We know what you look like. We have your face information, says Al Shipp, chief executive officer of video intelligence company 3VR. Your image is used to separate the good guys from the bad guys.
Instead of going through hour upon hour of video to find something, today's videos can be examined like any database. Shipp says his company's tools allow clients to search by face, license plate or even look for an object by its size or shape.

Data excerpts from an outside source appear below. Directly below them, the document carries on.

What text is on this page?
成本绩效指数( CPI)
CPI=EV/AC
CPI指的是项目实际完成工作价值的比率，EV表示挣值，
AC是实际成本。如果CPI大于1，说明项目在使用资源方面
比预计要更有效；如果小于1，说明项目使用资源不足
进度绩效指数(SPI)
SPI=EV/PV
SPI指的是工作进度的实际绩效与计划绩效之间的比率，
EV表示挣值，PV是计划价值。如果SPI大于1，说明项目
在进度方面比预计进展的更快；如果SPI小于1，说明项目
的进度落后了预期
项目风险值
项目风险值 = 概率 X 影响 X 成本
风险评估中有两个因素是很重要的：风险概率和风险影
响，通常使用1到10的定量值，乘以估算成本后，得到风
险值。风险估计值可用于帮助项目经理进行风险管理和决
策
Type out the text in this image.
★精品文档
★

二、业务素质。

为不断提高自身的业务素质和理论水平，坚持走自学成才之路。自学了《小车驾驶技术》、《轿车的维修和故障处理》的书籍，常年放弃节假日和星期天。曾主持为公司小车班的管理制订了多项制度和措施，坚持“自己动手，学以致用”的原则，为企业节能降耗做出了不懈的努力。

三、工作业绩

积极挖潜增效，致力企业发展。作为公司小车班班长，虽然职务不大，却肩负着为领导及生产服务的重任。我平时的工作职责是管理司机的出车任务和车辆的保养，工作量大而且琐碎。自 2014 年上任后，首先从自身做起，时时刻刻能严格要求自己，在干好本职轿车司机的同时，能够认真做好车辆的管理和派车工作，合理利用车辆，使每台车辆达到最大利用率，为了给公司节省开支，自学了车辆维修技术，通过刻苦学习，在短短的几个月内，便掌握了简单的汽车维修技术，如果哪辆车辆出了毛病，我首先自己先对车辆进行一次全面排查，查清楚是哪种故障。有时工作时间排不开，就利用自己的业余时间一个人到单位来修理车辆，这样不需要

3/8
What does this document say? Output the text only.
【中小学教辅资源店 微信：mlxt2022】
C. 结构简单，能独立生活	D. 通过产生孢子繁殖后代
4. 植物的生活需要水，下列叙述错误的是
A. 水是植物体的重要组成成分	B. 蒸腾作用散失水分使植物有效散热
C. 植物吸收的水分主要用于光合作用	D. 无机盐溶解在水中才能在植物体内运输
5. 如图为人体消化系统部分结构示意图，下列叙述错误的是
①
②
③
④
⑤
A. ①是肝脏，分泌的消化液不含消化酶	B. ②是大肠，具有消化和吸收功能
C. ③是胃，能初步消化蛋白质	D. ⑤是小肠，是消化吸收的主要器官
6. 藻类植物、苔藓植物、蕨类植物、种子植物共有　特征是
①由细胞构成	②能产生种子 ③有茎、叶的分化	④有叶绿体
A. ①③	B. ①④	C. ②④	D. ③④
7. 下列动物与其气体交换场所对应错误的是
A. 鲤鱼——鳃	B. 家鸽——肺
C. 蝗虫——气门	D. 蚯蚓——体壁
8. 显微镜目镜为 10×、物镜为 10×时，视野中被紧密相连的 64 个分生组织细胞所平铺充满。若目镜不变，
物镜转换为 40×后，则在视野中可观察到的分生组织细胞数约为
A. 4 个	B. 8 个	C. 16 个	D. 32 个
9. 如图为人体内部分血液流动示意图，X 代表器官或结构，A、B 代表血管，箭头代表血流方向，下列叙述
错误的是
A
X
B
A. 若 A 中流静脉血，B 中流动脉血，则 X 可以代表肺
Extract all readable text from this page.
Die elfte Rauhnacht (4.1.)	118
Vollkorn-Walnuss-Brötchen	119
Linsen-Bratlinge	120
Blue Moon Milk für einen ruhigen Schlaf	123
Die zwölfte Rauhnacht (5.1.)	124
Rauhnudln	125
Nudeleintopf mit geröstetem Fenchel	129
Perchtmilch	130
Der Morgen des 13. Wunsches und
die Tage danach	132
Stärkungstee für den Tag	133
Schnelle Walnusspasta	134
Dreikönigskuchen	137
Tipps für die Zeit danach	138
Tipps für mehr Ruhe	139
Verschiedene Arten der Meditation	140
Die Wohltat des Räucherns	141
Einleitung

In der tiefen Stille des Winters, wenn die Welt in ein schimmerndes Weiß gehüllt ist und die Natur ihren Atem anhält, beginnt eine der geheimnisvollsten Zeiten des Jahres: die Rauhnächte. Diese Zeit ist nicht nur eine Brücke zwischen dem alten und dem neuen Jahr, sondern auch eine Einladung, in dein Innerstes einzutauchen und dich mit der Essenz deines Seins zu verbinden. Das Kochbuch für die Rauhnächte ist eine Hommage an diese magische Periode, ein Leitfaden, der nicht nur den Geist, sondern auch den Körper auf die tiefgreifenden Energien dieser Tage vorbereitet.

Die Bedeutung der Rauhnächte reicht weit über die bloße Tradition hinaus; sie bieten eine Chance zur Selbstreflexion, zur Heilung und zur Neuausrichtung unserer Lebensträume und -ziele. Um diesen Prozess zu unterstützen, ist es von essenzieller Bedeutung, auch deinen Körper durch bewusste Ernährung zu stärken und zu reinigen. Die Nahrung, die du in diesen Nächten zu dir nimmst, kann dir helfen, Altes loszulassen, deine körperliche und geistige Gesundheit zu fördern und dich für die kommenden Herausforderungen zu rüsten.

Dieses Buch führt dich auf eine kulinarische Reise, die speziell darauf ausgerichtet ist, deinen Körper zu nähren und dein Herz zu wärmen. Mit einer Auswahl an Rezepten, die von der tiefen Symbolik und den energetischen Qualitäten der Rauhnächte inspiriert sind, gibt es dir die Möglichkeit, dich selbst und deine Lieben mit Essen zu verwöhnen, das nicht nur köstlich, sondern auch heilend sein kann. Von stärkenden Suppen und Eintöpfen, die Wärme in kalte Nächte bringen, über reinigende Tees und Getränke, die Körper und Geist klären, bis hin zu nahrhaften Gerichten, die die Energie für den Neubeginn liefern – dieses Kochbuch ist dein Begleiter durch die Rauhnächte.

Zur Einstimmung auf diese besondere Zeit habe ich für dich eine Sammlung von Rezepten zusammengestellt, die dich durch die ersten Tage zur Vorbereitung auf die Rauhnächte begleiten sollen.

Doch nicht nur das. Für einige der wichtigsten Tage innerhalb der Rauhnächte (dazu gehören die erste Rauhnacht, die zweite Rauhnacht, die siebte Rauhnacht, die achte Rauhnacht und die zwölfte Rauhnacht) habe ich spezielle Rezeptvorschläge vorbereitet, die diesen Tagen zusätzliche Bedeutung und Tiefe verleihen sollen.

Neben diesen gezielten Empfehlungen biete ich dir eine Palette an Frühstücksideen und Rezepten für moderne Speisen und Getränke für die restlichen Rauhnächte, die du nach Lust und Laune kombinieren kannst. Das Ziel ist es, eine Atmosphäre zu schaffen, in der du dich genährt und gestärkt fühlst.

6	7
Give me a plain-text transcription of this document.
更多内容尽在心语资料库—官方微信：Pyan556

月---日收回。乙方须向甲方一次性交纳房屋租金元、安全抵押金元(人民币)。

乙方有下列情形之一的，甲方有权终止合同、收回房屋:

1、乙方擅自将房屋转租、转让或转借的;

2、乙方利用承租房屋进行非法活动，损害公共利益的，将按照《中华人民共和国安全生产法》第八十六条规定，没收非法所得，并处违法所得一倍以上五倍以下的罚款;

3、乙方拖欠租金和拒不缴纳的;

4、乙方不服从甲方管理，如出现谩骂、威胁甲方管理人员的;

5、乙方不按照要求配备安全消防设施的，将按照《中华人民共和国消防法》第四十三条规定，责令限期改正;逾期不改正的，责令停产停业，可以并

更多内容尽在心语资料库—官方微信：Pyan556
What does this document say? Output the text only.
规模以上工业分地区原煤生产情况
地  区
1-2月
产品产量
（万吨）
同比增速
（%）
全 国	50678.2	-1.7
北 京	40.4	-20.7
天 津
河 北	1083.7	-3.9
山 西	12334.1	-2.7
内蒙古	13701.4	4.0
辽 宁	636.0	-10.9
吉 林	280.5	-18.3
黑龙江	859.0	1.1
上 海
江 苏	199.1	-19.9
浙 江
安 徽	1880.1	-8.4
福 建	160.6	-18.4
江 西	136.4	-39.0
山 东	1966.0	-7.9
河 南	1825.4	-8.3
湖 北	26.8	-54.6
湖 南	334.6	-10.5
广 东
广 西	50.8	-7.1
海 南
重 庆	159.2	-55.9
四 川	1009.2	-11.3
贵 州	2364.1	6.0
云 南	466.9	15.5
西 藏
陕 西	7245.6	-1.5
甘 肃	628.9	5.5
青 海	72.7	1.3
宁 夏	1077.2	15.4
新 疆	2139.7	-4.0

Instead of just watching hours, days or weeks of video, you can search right down to the pertinent video that you're looking for, he says.
There's a fine line between how the technology is being used now and where privacy experts are concerned it might go.
Paul Stephens, director of policy and advocacy for the Privacy Rights Clearinghouse, says there's nothing inherently wrong with using the technology. But there is a great deal of concern about how it can be used, and misused.
Here, the concept is that each customer is going to have a profile. You now have a database of every customer of that bank, he says. One of the fundamental concepts of privacy is to minimize the amount of data that you have. Actually having your picture is not something that's essential to engaging in a financial transaction.
If consumers are given the choice to opt in to such a database, Stephens says there's really no issue. But that's unlikely to happen, he says.
Is the consumer going to be aware of the fact that this technology is being used and will they have a right to decline? I'm guessing no and no, he says.
McBreen acknowledges that Members 1st customers are not told about the facial recognition tools. However, he says they are asked specifically whether they want their image attached to their accounts as a fraud prevention tool.
Dr. Jeffrey Spiegel, a facial reconstructive surgeon and professor at Boston University Medical School, says the technology has become more accurate over time. And, he says, it appears to make sense to have computers analyze faces for security purposes.
But having all those faces scanned into databases also sends a chill.
The area of concern is when you match a name with the biometric data, Spiegel says. I have no problem with Coca-Cola determining that men my age drink Coke Zero instead of full-sugar Coke. But the big problem will be is when that biometric data says that's Jeffrey Spiegel, and he's at the ballgame...All collected data is dangerous once it becomes linked to your name.
The author is a Reuters contributor. The opinions expressed are his own.